8 Keys to Improving Dialogue

8 Keys to Improving Dialogue

Improving communications skills is a key focus area in executive coaching, as well as helping all employees reach their full potential. Managing dialogue effectively is essential; here are 8 keys:

1 Discuss & Dialogue.

Understand the differences between dialogue and discussion and use both as appropriate:

Dialogue is an opportunity to leverage divergent thinking – to explore, ask questions, understand, and discover. It is not about deciding and closing off possibilities.

Discussion requires convergent thinking to close in on a solution or decision. In discussion mode, people negotiate, talk about trade-offs, and analyze.

2 Focus on Each Role.

Contribute to both the dialogue and the discussion by following this pattern when listening: hear, understand, interpret, and then respond. Be careful not to short-change your listening by focusing instead on preparing your response.

3 Don’t Overdo It.

Consider situations where your communication skills may be overused: when you may be speaking instead of listening. Set goals for the amount of time you spend talking in a meeting, aim to listen 50%.

4 Be an Active Listener.

This serves two purposes: it allows you to get the information you need and helps the other person feel understood because you are engaged.

5 Engage Nonverbally.

Demonstrate engagement through your receptive nonverbal communications: smile, lean in, maintain eye contact and nod. Resist the urge to look at your phone, cross your arms, or otherwise fidget.
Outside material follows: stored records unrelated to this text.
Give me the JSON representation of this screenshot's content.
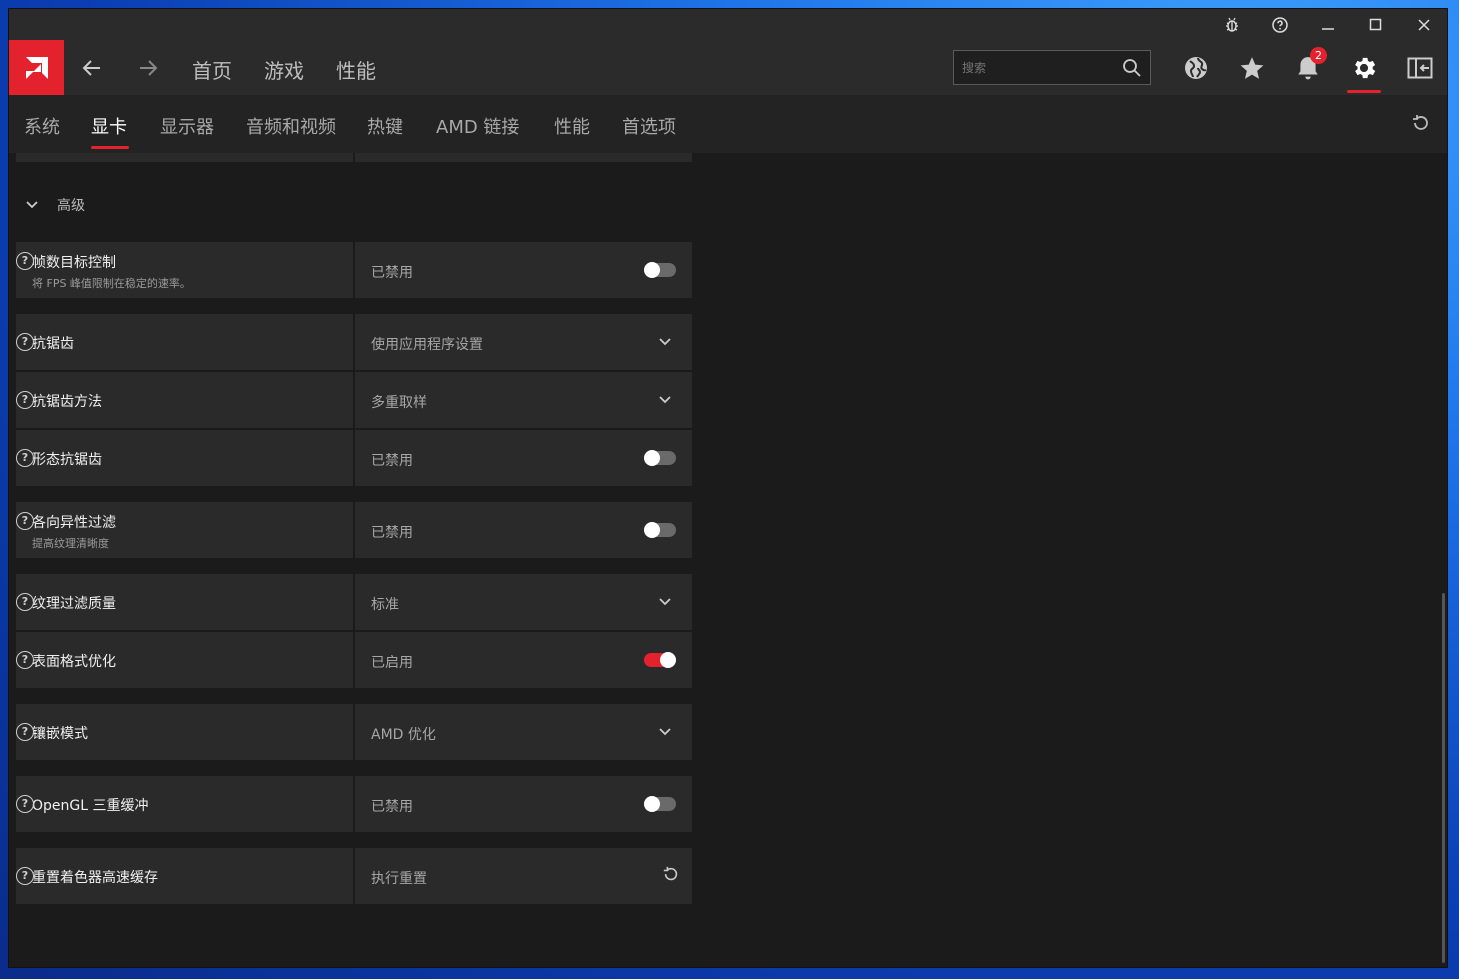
{
  "titlebar": {
    "icons": [
      "bug-icon",
      "help-icon",
      "minimize-icon",
      "maximize-icon",
      "close-icon"
    ]
  },
  "nav": {
    "links": [
      "首页",
      "游戏",
      "性能"
    ],
    "search_placeholder": "搜索",
    "notification_count": "2",
    "icons": [
      "globe-icon",
      "star-icon",
      "bell-icon",
      "gear-icon",
      "sidebar-icon"
    ]
  },
  "tabs": [
    "系统",
    "显卡",
    "显示器",
    "音频和视频",
    "热键",
    "AMD 链接",
    "性能",
    "首选项"
  ],
  "active_tab": "显卡",
  "advanced": {
    "label": "高级"
  },
  "settings": [
    {
      "name": "帧数目标控制",
      "sub": "将 FPS 峰值限制在稳定的速率。",
      "value": "已禁用",
      "control": "toggle",
      "on": false
    },
    {
      "name": "抗锯齿",
      "sub": "",
      "value": "使用应用程序设置",
      "control": "dropdown"
    },
    {
      "name": "抗锯齿方法",
      "sub": "",
      "value": "多重取样",
      "control": "dropdown"
    },
    {
      "name": "形态抗锯齿",
      "sub": "",
      "value": "已禁用",
      "control": "toggle",
      "on": false
    },
    {
      "name": "各向异性过滤",
      "sub": "提高纹理清晰度",
      "value": "已禁用",
      "control": "toggle",
      "on": false
    },
    {
      "name": "纹理过滤质量",
      "sub": "",
      "value": "标准",
      "control": "dropdown"
    },
    {
      "name": "表面格式优化",
      "sub": "",
      "value": "已启用",
      "control": "toggle",
      "on": true
    },
    {
      "name": "镶嵌模式",
      "sub": "",
      "value": "AMD 优化",
      "control": "dropdown"
    },
    {
      "name": "OpenGL 三重缓冲",
      "sub": "",
      "value": "已禁用",
      "control": "toggle",
      "on": false
    },
    {
      "name": "重置着色器高速缓存",
      "sub": "",
      "value": "执行重置",
      "control": "reset"
    }
  ],
  "colors": {
    "accent": "#e4222e",
    "panel": "#2a2a2a",
    "bg": "#1b1b1b"
  }
}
6 Ask Open-Ended Questions.

Gather input, feedback, information, thoughts, and feelings by beginning questions with: “Tell me about…,” “Describe…,” “Explain…,” etc.

7 Practice Clarifying.

Ask clarifying questions – not challenging ones – to help ensure you truly understand the person’s message. (Don’t assume!) Listen to idea or suggestion and pause briefly before adding anything; use this time to think. Then ask your clarifying questions.

8 Paraphrase & Reflect.

Paraphrasing focuses on the message’s content, while a reflection focuses on the feelings or emotions of the speaker.